Thursday’s launch was the fourth uncrewed attempt from SpaceX—each one advancing slightly further in the overall goal of successfully relanding the Starship rocket. The company’s first test in April 2023 lasted only four minutes before SpaceX ground controllers triggered a controlled detonation after Starship’s two stages failed to separate. The company nearly doubled their flight time in November 2023 and its most recent attempt in March managed to survive roughly 50 minutes before breaking up during atmospheric reentry.

[Related: SpaceX Starships keep exploding, but it’s all part of Elon Musk’s plan.]

Like the previous test, the aim is for Ship to make a splashdown in the Indian Ocean while the Super Heavy booster has already dropped into the Gulf of Mexico near the SpaceX Starbase.

Starship’s reliability is key to NASA’s ongoing Artemis lunar program meant to pave the way for establishing a permanent human presence on the moon’s surface by the end of the decade. SpaceX is slated to provide a fully relaunchable Starship for the crewed Artemis 3 mission currently scheduled for September 2026.
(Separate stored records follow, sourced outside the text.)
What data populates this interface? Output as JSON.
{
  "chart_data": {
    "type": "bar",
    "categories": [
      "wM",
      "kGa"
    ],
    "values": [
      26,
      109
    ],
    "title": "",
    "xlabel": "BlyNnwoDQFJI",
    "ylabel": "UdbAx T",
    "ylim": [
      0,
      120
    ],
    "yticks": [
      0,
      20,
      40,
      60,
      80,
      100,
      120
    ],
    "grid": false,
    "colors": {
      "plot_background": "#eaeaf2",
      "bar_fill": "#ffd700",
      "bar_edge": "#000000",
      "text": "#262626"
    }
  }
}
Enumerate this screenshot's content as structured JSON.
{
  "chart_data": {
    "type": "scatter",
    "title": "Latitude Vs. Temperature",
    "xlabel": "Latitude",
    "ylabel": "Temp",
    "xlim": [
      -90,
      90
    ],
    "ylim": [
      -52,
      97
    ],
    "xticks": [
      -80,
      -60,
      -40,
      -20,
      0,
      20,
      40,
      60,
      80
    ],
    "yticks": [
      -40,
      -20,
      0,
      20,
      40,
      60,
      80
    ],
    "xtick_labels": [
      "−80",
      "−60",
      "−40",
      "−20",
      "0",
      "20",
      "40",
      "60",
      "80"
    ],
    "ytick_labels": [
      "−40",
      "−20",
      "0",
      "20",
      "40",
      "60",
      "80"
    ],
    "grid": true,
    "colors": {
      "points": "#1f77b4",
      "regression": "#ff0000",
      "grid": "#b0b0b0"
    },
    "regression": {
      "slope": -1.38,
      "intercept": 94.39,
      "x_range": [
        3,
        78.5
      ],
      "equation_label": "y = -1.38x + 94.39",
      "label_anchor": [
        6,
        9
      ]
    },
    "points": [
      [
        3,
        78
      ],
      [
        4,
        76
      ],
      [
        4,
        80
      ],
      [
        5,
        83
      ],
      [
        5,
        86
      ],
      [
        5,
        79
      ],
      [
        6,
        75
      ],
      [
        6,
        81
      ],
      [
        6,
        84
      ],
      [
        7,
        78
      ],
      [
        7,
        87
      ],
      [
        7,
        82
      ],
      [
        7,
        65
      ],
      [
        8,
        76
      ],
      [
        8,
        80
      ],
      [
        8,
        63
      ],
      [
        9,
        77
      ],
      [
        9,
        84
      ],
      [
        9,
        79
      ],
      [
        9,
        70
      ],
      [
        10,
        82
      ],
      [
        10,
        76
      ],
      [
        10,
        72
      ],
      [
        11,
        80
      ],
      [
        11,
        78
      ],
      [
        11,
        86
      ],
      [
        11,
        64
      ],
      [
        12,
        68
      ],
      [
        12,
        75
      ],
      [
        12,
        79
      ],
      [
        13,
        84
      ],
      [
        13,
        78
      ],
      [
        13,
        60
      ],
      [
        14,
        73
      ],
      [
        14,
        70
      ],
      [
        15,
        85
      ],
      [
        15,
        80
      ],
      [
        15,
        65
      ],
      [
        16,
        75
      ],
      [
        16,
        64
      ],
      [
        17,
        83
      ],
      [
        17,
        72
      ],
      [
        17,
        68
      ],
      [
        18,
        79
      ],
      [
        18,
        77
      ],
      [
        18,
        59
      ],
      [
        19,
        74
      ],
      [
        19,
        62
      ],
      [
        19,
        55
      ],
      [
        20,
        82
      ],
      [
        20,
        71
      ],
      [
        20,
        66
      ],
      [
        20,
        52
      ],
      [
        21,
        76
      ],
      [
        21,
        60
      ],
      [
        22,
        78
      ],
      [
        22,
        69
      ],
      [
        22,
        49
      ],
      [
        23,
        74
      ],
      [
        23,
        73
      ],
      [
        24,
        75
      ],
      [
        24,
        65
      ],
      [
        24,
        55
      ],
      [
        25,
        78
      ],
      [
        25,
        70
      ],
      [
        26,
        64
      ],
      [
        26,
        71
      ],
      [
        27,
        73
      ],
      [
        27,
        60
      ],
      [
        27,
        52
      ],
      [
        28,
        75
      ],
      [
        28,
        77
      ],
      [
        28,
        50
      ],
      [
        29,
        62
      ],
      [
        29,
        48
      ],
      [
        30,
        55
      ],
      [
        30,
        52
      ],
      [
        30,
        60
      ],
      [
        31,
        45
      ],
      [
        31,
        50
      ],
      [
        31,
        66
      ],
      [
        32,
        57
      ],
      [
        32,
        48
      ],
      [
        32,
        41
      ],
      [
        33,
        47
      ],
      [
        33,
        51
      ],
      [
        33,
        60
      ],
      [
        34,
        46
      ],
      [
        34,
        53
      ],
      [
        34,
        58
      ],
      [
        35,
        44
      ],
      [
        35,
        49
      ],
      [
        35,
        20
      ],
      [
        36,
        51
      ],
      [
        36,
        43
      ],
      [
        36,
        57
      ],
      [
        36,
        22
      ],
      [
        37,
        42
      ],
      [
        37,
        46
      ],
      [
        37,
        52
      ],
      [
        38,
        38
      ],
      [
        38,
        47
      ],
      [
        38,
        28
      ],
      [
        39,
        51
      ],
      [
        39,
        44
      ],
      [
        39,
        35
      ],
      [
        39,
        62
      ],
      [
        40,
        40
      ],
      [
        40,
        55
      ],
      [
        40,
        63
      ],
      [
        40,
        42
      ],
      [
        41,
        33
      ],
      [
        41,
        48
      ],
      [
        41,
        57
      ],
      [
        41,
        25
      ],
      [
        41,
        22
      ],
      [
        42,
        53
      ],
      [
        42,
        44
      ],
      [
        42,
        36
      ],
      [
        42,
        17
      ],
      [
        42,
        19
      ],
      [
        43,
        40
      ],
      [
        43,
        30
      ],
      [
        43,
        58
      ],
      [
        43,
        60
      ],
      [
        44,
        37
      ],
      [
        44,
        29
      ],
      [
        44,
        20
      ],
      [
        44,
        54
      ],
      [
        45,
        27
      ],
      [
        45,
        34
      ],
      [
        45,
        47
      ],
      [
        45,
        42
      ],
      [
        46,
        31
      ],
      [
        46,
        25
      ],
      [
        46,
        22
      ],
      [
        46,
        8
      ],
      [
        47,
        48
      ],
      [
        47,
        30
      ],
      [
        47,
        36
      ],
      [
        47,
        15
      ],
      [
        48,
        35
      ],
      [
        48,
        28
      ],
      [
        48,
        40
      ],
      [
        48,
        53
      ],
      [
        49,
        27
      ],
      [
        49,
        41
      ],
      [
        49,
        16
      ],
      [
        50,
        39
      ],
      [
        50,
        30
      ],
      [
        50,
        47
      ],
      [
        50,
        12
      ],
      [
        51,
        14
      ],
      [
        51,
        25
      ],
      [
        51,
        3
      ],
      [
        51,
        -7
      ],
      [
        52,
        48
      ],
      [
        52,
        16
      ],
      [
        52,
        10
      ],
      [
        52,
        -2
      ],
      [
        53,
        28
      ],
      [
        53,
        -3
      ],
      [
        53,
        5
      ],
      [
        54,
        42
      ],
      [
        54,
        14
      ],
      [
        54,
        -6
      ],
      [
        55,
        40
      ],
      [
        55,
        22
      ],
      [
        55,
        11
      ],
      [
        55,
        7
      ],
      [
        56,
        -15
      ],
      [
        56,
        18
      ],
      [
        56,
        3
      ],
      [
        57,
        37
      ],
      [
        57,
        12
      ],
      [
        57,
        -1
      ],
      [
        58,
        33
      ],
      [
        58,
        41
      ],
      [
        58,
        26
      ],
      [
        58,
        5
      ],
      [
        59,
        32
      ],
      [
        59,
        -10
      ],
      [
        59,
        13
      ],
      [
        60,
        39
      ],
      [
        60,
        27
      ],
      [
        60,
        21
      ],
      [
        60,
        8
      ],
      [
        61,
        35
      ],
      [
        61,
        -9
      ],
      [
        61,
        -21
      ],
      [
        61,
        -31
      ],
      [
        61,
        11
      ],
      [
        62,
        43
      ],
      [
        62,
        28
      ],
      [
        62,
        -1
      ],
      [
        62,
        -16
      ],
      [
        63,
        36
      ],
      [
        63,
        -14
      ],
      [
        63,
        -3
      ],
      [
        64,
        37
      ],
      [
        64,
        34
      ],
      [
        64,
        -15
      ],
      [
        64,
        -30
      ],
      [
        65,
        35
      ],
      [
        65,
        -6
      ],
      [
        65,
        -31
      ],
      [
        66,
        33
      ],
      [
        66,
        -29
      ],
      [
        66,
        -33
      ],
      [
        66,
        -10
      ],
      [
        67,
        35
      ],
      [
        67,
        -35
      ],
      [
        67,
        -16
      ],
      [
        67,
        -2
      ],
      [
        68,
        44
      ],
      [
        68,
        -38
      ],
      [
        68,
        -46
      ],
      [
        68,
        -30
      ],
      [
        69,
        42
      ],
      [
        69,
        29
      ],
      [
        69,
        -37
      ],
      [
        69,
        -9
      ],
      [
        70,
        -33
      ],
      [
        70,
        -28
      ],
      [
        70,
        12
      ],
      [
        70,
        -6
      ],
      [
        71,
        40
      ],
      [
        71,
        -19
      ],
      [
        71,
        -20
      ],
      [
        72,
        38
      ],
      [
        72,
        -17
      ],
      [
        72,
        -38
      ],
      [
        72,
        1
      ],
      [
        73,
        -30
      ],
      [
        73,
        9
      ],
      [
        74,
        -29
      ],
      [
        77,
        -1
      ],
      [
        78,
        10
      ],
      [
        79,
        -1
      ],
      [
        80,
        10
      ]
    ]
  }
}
Starship launches have not been without controversy. SpaceX’s April 2023 launch was described as “truly terrifying” by residents near the launchsite in Boca Chica, Texas, as it caused a “mini earthquake” while generating a 25-feet-deep crater. “Virtually everywhere” was covered with fine dust and sand grain in Port Isabel, and bowling
ball-sized debris
careened into an empty NASA van. Environmental advocates have also repeatedly voiced concerns about the effects of launches on nearby protected wildlife refuge areas. A total of 27 environmental, community, and indigenous organizations issued an open letter before the April 18 launch expressing their frustrations with ongoing tests, noting that Starbase is located near sacred lands for local indigenous communities.